A Metaphor for the Sales Pitch in Social Media (a.k.a. I’ll find any excuse to flatter Doug, the orange hand puppet)

• Author: , Assistant Director, Social Content Marketing

Social media is part of my day job. At night and on weekends, I am a poet, which means I am always on the lookout for good metaphors. Just between you and me, I will confess I even embrace cheesy metaphors from time-to-time. And since I have confided in you now, and that makes us friends, I will warn you I cannot vouch for the metaphor I am about to impose on you. I do, however, stand behind the idea it represents.

While reading news from RSS feeds recently on my Dell flat-screen monitor and listening to the Lynyrd Skynyrd channel via the Pandora radio app on my iPhone, I found a brandchannel article on product placement in a children’s show. Product placement. It can be blatant, like a logo plastered across a character’s costume in the cartoon referenced in that article. It can be slightly sneaky, like the first sentence of this paragraph. Or it can be ingenious and well-received, as it is in the popular TV show “Mad Men” (also mentioned in the brandchannel article).

I spend a lot of time reading about social media and how brands struggle with when and how to make sales pitches.

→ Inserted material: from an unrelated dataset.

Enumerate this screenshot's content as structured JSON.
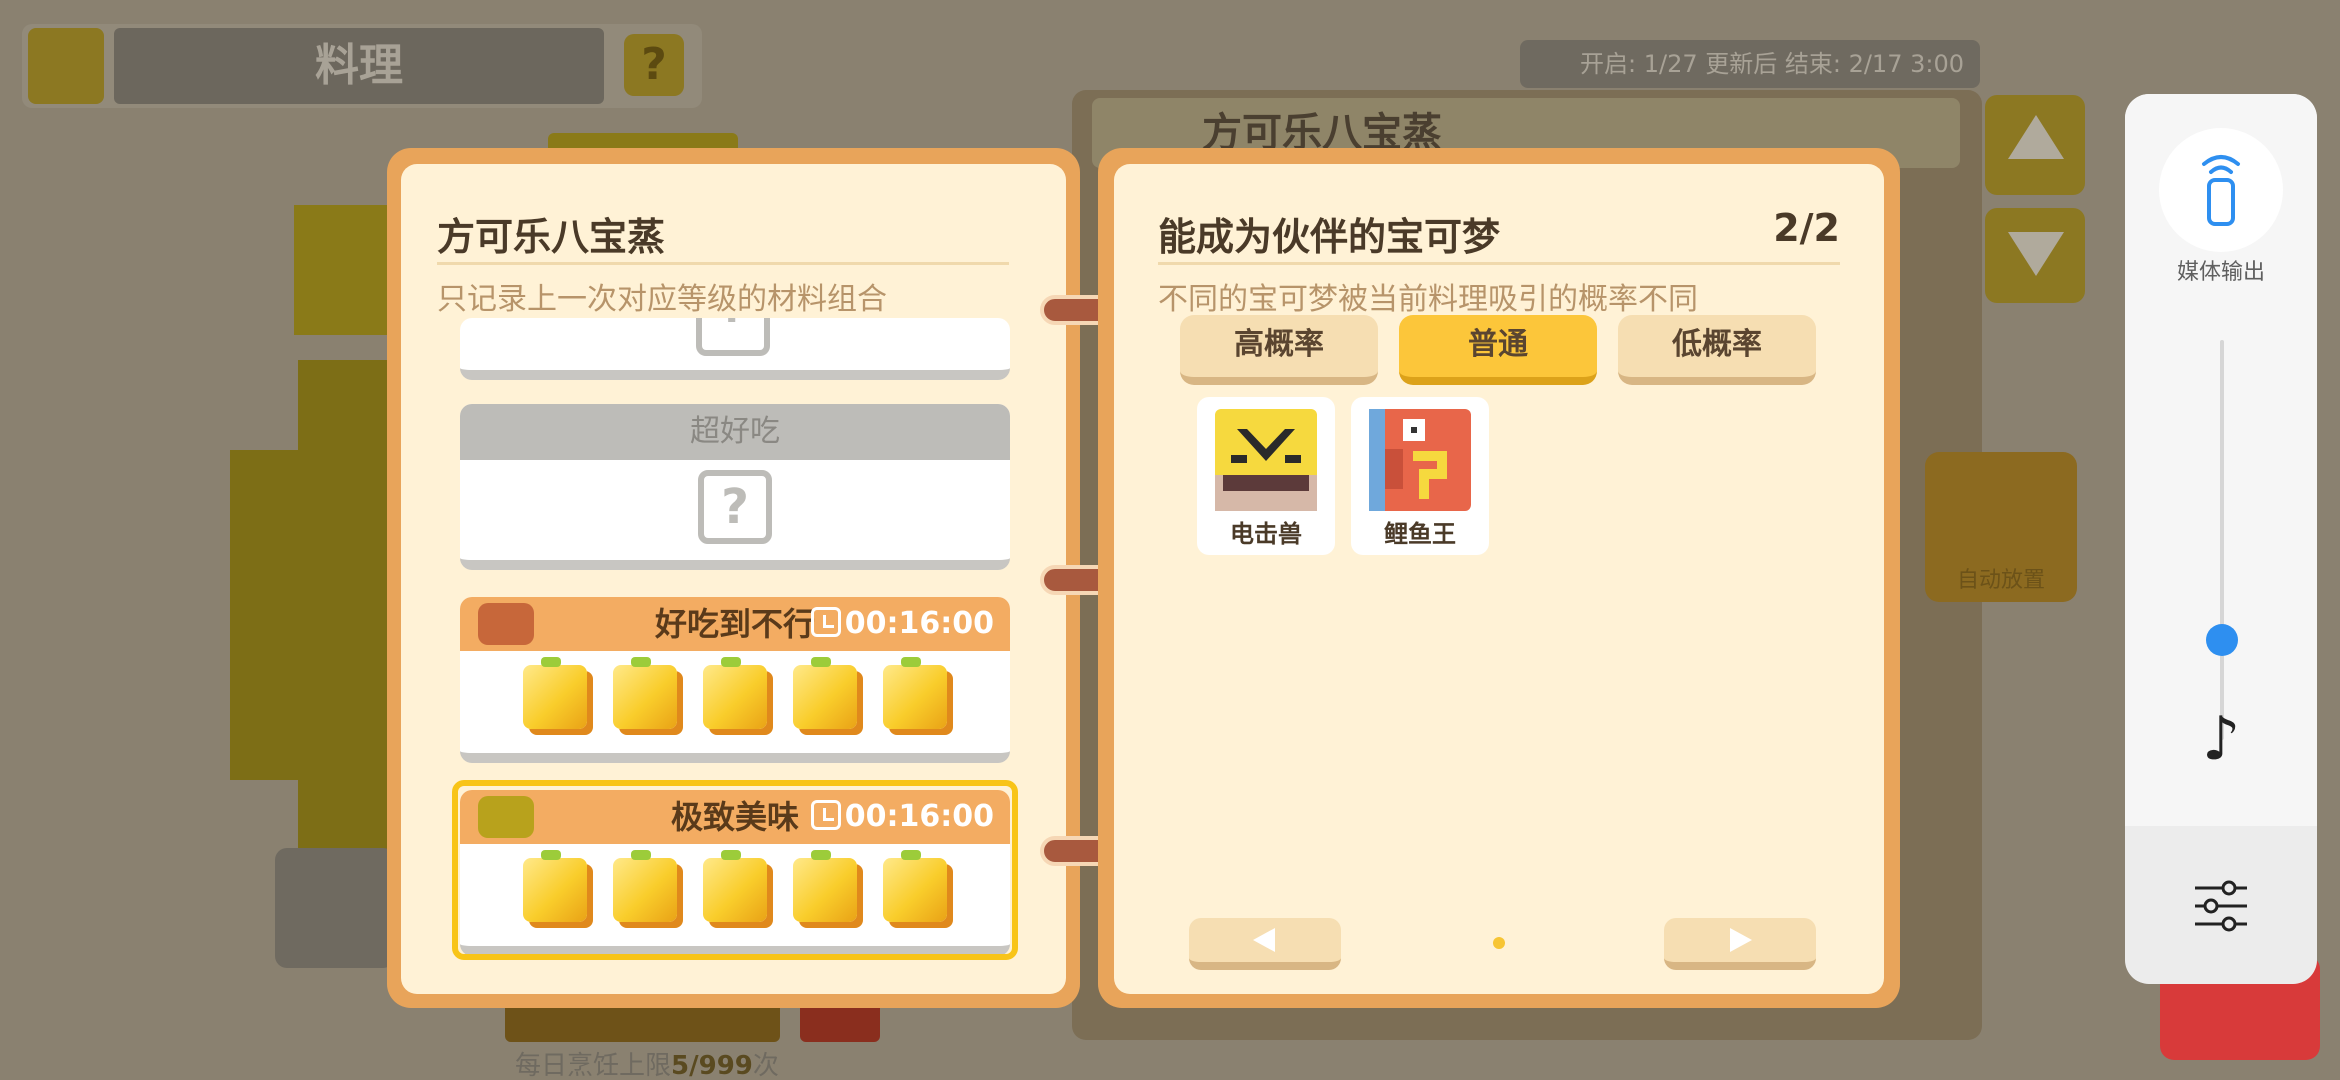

Those without conscience (and those bound to get voted off the island) bombard fans and followers with advertisements. The only thing they know how to say is “Buy this now!” Most companies understand how inappropriate that is in the social space and genuinely want to mix the sales pitch with the right amount of engaging content.

[Enter The Metaphor. Cue camera.]

Why not think of your presence in social networks as a creative endeavor? A movie, perhaps. Or a novel. Now think of your subject matter (content) and your audience and decide how often you can showcase your brand without being intrusive. Think about clever ways to incorporate your products into your story.

Product placement in social media. It’s tricky, but not impossible. Take this Moleskine video which uses a story to introduce new, strategically placed, products:

And remember, the stealth approach is only one way to be clever in product placement. Entertainment and humor make even blatant product placement forgivable.

[Enter the handsome orange hand puppet Doug of Ford Focus fame.]

Ford’s series of YouTube videos featuring a puppet, his sidekick and his car has attracted more than a long line of poets with crushes on Doug. It has enhanced product awareness among consumers and created a buzz.